Choice of credit cards should be purely based on your lifestyle and spending patterns. “If you spend more on fuel, it is worth going for cards that provide benefits across petrol pumps. If you are a frequent traveler, opt for cards that provide air miles and lounge access," Raj said.

It is possible that you fit in all many of these categories. In that case, you may want to look at different cards for different kinds of spends. 

The benefits of credit cards can quickly turn into drawbacks if you do not exercise self-control and discipline in using them, even if it is just one card you are using. “If a person revolves credit on a card by paying only the minimum amount due, there is risk of paying very high interest—which can lead to debt traps, defaults and poor credit score," said Arun Ramamurthy, founder, Credit Sudhaar. Moreover, having a credit card could also lead to ‘impulse buys’, which means buying things that are not really needed but which are bought on the spur of the moment. This means you would be spending more than your earnings, which is a recipe for financial disaster.

While this could be true for some users, data from Kotak Mahindra Bank Ltd suggests that the average spend by a credit card user is only 30-35% of her credit limit. “Even for the entire industry, this number will be in the range of 30-40%. While in some months or periods it might be higher, the average is around this range. In our experience, mostly it does not lead to profligacy in spending," said Sumit Bali, senior executive vice president and head, personal assets, Kotak Mahindra Bank.

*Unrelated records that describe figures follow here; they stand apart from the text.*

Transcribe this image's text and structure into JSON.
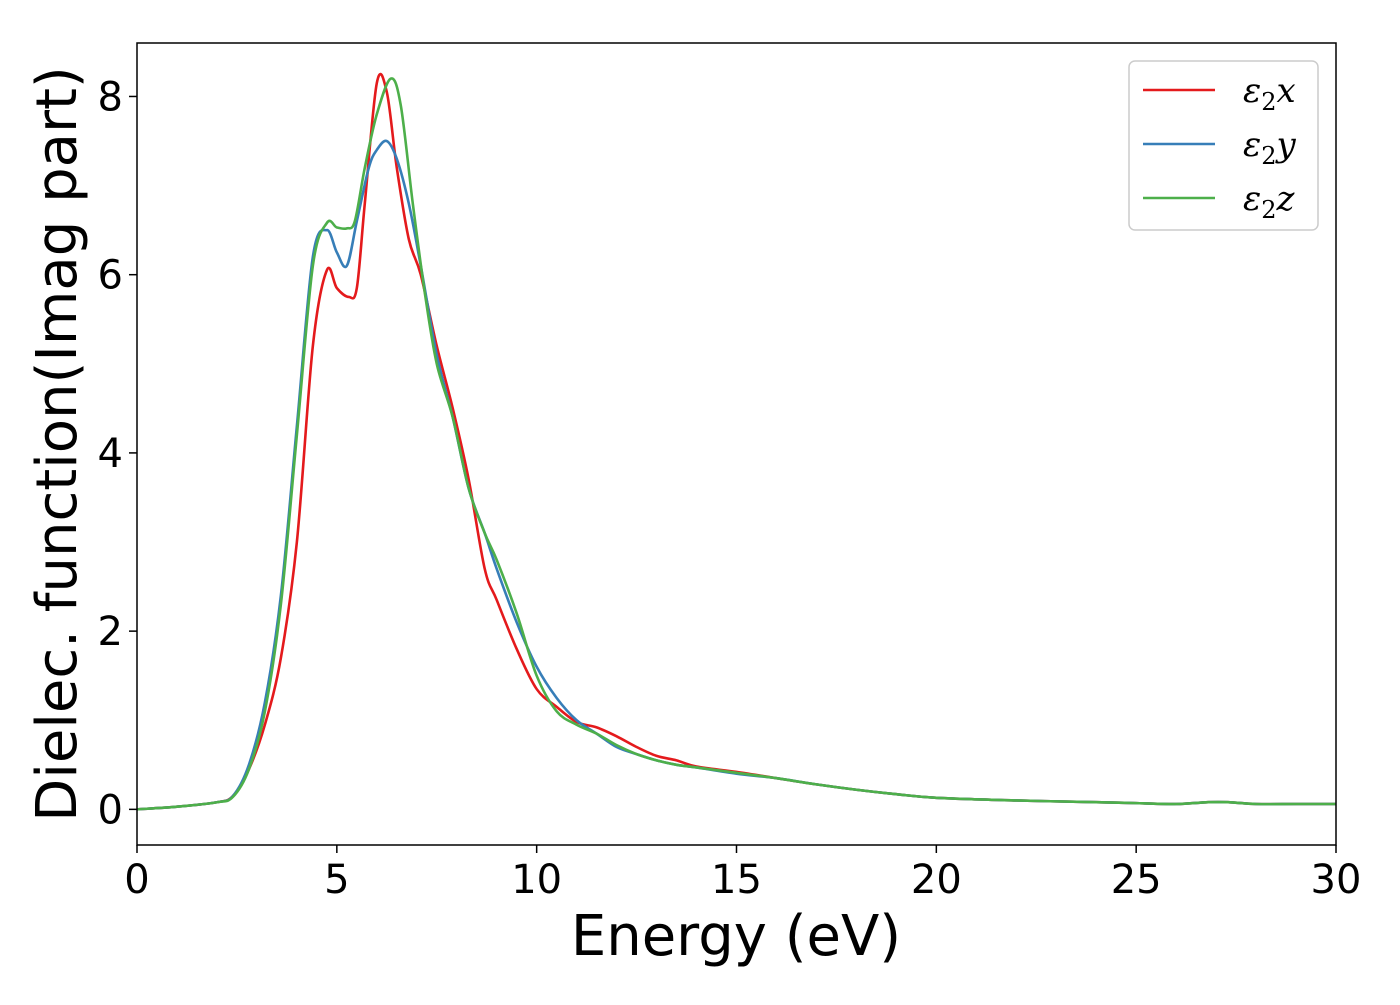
{
  "chart_data": {
    "type": "line",
    "title": "",
    "xlabel": "Energy (eV)",
    "ylabel": "Dielec. function(Imag part)",
    "xlim": [
      0,
      30
    ],
    "ylim": [
      -0.4,
      8.6
    ],
    "xticks": [
      0,
      5,
      10,
      15,
      20,
      25,
      30
    ],
    "yticks": [
      0,
      2,
      4,
      6,
      8
    ],
    "xtick_labels": [
      "0",
      "5",
      "10",
      "15",
      "20",
      "25",
      "30"
    ],
    "ytick_labels": [
      "0",
      "2",
      "4",
      "6",
      "8"
    ],
    "grid": false,
    "legend_position": "top-right",
    "series": [
      {
        "name": "ε2x",
        "legend_base": "ε",
        "legend_sub": "2",
        "legend_suffix": "x",
        "color": "#e41a1c",
        "x": [
          0,
          1,
          2,
          2.4,
          2.8,
          3.2,
          3.6,
          4.0,
          4.4,
          4.75,
          5.0,
          5.3,
          5.5,
          5.7,
          6.0,
          6.25,
          6.5,
          6.8,
          7.1,
          7.5,
          7.9,
          8.3,
          8.7,
          9.0,
          9.5,
          10.0,
          10.5,
          11.0,
          11.5,
          12.0,
          12.5,
          13.0,
          13.5,
          14.0,
          15.0,
          16.0,
          17.0,
          18.0,
          19.0,
          20.0,
          22.0,
          24.0,
          25.0,
          26.0,
          26.8,
          27.3,
          28.0,
          29.0,
          30.0
        ],
        "y": [
          0,
          0.03,
          0.08,
          0.15,
          0.45,
          0.95,
          1.7,
          3.0,
          5.2,
          6.05,
          5.85,
          5.75,
          5.85,
          6.8,
          8.15,
          8.05,
          7.2,
          6.4,
          6.0,
          5.2,
          4.5,
          3.7,
          2.7,
          2.35,
          1.8,
          1.35,
          1.15,
          0.98,
          0.92,
          0.82,
          0.7,
          0.6,
          0.55,
          0.48,
          0.42,
          0.35,
          0.28,
          0.22,
          0.17,
          0.13,
          0.1,
          0.08,
          0.07,
          0.06,
          0.08,
          0.08,
          0.06,
          0.06,
          0.06
        ]
      },
      {
        "name": "ε2y",
        "legend_base": "ε",
        "legend_sub": "2",
        "legend_suffix": "y",
        "color": "#377eb8",
        "x": [
          0,
          1,
          2,
          2.4,
          2.8,
          3.2,
          3.6,
          4.0,
          4.4,
          4.75,
          5.0,
          5.25,
          5.5,
          5.8,
          6.0,
          6.25,
          6.5,
          6.8,
          7.1,
          7.5,
          7.9,
          8.3,
          8.7,
          9.0,
          9.5,
          10.0,
          10.5,
          11.0,
          11.5,
          12.0,
          12.5,
          13.0,
          13.5,
          14.0,
          15.0,
          16.0,
          17.0,
          18.0,
          19.0,
          20.0,
          22.0,
          24.0,
          25.0,
          26.0,
          26.8,
          27.3,
          28.0,
          29.0,
          30.0
        ],
        "y": [
          0,
          0.03,
          0.08,
          0.15,
          0.5,
          1.2,
          2.4,
          4.3,
          6.2,
          6.5,
          6.25,
          6.1,
          6.6,
          7.2,
          7.4,
          7.5,
          7.3,
          6.8,
          6.1,
          5.1,
          4.4,
          3.6,
          3.1,
          2.7,
          2.1,
          1.6,
          1.25,
          1.0,
          0.85,
          0.7,
          0.62,
          0.55,
          0.5,
          0.47,
          0.4,
          0.35,
          0.28,
          0.22,
          0.17,
          0.13,
          0.1,
          0.08,
          0.07,
          0.06,
          0.08,
          0.08,
          0.06,
          0.06,
          0.06
        ]
      },
      {
        "name": "ε2z",
        "legend_base": "ε",
        "legend_sub": "2",
        "legend_suffix": "z",
        "color": "#4daf4a",
        "x": [
          0,
          1,
          2,
          2.4,
          2.8,
          3.2,
          3.6,
          4.0,
          4.4,
          4.75,
          5.0,
          5.25,
          5.45,
          5.7,
          6.0,
          6.35,
          6.6,
          6.9,
          7.2,
          7.5,
          7.9,
          8.3,
          8.7,
          9.0,
          9.5,
          10.0,
          10.5,
          11.0,
          11.5,
          12.0,
          12.5,
          13.0,
          13.5,
          14.0,
          15.0,
          16.0,
          17.0,
          18.0,
          19.0,
          20.0,
          22.0,
          24.0,
          25.0,
          26.0,
          26.8,
          27.3,
          28.0,
          29.0,
          30.0
        ],
        "y": [
          0,
          0.03,
          0.08,
          0.14,
          0.45,
          1.1,
          2.3,
          4.2,
          6.1,
          6.58,
          6.53,
          6.52,
          6.6,
          7.2,
          7.8,
          8.2,
          7.9,
          6.8,
          5.8,
          5.0,
          4.4,
          3.6,
          3.1,
          2.8,
          2.2,
          1.5,
          1.1,
          0.95,
          0.85,
          0.72,
          0.62,
          0.55,
          0.5,
          0.47,
          0.41,
          0.35,
          0.28,
          0.22,
          0.17,
          0.13,
          0.1,
          0.08,
          0.07,
          0.06,
          0.08,
          0.08,
          0.06,
          0.06,
          0.06
        ]
      }
    ]
  }
}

However, some consumers may find it attractive that they need to pay only the minimum balance on a credit card each month, instead of the entire outstanding. But this would lead to a debt trap. There are credit cards that charge interest at 3% per month on outstanding amounts. If you have an outstanding of Rs10,000 on such a card and decide to repay only the minimum outstanding, 5%, each month then it would take you over 35 years to bring the outstanding amount to below Rs1. In this time, you would have spent over Rs13,000 in interest payments alone. This is assuming that no more spends are done on this card.

Bali said that a lot of people prefer to have two cards. “It could be for managing personal and business expenses separately, or someone may look for higher rewards on a particular category of spending. Also, if a person is travelling and a particular network does not work at some place, thus it is generally advisable to keep two cards," he said. At the same time, multiple cards can create financial indiscipline. “I have some clients who have a bad history with credit cards. One of them, gold medallist from a leading institution, had eight cards and was accustomed to buying consumer durables. We have been working for the past 2 years to bring discipline into his spending. This is one extreme. At the other extreme are people who say they do not need credit cards at all because they can manage their payments," said Prakash Praharaj, founder, MaxSecure Financial Planners. 

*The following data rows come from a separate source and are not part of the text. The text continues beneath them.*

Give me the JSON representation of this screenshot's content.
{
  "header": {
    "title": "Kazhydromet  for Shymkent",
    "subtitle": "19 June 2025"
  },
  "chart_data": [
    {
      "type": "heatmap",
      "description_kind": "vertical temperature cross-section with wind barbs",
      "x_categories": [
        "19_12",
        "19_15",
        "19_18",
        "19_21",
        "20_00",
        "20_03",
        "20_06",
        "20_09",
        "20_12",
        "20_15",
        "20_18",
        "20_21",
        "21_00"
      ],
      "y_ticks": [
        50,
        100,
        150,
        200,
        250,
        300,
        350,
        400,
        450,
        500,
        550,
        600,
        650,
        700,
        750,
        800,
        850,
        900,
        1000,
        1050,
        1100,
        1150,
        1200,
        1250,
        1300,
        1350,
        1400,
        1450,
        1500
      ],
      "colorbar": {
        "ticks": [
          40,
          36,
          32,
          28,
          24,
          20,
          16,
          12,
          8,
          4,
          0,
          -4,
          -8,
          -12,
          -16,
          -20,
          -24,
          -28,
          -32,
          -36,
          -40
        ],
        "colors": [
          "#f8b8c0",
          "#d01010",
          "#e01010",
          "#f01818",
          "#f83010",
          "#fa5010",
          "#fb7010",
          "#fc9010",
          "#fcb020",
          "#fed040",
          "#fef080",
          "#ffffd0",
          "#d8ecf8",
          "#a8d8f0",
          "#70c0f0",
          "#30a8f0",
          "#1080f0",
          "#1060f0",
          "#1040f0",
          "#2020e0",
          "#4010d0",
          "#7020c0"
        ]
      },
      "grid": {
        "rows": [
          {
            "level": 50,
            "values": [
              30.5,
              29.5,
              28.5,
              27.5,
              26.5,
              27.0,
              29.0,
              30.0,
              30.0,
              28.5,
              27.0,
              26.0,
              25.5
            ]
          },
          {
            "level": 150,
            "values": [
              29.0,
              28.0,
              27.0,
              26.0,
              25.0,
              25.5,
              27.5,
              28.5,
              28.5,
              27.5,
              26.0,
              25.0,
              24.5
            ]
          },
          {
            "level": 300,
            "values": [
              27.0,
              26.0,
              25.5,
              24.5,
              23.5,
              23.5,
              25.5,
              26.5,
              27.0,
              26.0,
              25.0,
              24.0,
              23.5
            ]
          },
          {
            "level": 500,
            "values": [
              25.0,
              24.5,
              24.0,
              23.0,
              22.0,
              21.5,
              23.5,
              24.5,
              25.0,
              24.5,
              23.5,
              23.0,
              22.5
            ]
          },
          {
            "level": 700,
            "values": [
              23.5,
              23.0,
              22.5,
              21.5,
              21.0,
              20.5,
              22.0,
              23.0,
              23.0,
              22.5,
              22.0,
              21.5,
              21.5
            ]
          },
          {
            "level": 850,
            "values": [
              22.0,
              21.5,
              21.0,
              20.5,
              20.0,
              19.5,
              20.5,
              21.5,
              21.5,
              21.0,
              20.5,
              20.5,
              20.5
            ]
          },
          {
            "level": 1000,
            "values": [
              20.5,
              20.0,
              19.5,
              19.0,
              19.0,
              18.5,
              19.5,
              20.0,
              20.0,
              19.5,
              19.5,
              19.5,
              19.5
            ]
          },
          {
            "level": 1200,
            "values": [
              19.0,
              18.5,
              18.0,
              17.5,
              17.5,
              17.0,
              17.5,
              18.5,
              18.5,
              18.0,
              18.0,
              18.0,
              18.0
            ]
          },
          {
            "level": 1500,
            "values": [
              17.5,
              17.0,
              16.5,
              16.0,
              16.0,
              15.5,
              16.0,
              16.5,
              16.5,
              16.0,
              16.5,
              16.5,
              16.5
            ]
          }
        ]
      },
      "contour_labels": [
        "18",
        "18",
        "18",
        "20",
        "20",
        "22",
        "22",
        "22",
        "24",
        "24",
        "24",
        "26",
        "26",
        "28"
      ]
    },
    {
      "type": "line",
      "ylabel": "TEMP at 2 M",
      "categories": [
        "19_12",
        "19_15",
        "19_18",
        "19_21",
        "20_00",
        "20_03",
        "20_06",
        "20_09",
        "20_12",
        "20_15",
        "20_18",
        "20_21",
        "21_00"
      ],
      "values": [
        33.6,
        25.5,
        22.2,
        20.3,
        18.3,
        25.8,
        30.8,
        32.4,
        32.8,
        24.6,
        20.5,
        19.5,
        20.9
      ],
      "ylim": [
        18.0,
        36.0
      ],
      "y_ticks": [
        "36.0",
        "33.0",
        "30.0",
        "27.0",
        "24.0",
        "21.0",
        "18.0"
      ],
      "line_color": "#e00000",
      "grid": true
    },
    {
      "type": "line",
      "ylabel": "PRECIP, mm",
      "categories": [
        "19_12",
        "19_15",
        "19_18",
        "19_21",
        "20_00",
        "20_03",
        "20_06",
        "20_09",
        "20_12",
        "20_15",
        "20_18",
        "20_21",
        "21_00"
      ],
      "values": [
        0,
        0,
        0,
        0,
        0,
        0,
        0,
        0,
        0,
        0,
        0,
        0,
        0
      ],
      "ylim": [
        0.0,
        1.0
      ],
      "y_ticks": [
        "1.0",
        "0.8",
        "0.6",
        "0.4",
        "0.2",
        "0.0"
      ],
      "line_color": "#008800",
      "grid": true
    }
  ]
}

He said that credit cards were useful about 10 years ago, as other forms of digital transactions had not evolved. “Now you have many options for online payments. Credit cards should now be used only when you have a temporary cash issue and need to make a payment instantly. Other than the 45-day (interest-free) credit, there is no major advantage. Ideally, a person should have only one credit card," he said.

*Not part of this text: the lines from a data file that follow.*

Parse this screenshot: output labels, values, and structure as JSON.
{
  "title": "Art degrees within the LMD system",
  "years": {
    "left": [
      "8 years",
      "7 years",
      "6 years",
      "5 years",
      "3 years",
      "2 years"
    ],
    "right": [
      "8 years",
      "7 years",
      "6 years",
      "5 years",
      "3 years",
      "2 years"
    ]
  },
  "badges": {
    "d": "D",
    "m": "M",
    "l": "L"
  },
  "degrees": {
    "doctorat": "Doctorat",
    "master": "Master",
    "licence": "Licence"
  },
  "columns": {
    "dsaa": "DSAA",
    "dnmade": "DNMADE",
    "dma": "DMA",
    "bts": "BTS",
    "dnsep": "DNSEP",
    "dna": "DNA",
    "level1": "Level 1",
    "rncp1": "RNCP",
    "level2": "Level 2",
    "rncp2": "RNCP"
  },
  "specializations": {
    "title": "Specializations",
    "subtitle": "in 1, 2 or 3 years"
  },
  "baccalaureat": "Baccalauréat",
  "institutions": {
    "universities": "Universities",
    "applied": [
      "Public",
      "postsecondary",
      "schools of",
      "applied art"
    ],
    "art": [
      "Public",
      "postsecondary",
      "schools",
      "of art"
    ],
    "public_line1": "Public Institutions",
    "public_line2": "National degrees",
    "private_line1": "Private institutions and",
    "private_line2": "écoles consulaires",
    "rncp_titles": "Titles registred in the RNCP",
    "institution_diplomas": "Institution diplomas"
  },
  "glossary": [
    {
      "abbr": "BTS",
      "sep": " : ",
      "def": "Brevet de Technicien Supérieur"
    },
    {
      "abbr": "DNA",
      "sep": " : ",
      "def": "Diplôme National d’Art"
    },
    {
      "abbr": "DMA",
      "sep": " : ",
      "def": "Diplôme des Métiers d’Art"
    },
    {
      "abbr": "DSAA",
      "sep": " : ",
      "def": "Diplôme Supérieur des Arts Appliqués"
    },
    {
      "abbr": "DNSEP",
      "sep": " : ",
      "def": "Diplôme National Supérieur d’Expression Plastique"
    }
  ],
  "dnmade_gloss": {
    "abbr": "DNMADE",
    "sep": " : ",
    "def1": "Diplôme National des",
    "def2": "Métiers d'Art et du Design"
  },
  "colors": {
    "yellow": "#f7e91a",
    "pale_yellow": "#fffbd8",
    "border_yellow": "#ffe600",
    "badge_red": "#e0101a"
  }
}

Moreover, you should not revolve card balances and should try to pay the entire outstanding before due date. “Credit cards should be used as a ‘cheque book’, to effect transactions that one would have normally paid in cash," Ramamurthy said. Also, keeping your card usage below 50% of card limit would result in good credit scores, he added. 

While you should utilise the facilities a credit card provides, you should be disciplined while using it. Paying only the minimum balance can be tempting, but it could lead you into a debt trap. Not making payments could lead you into a debt trap, apart from spoiling your credit scores and future borrowing prospects too.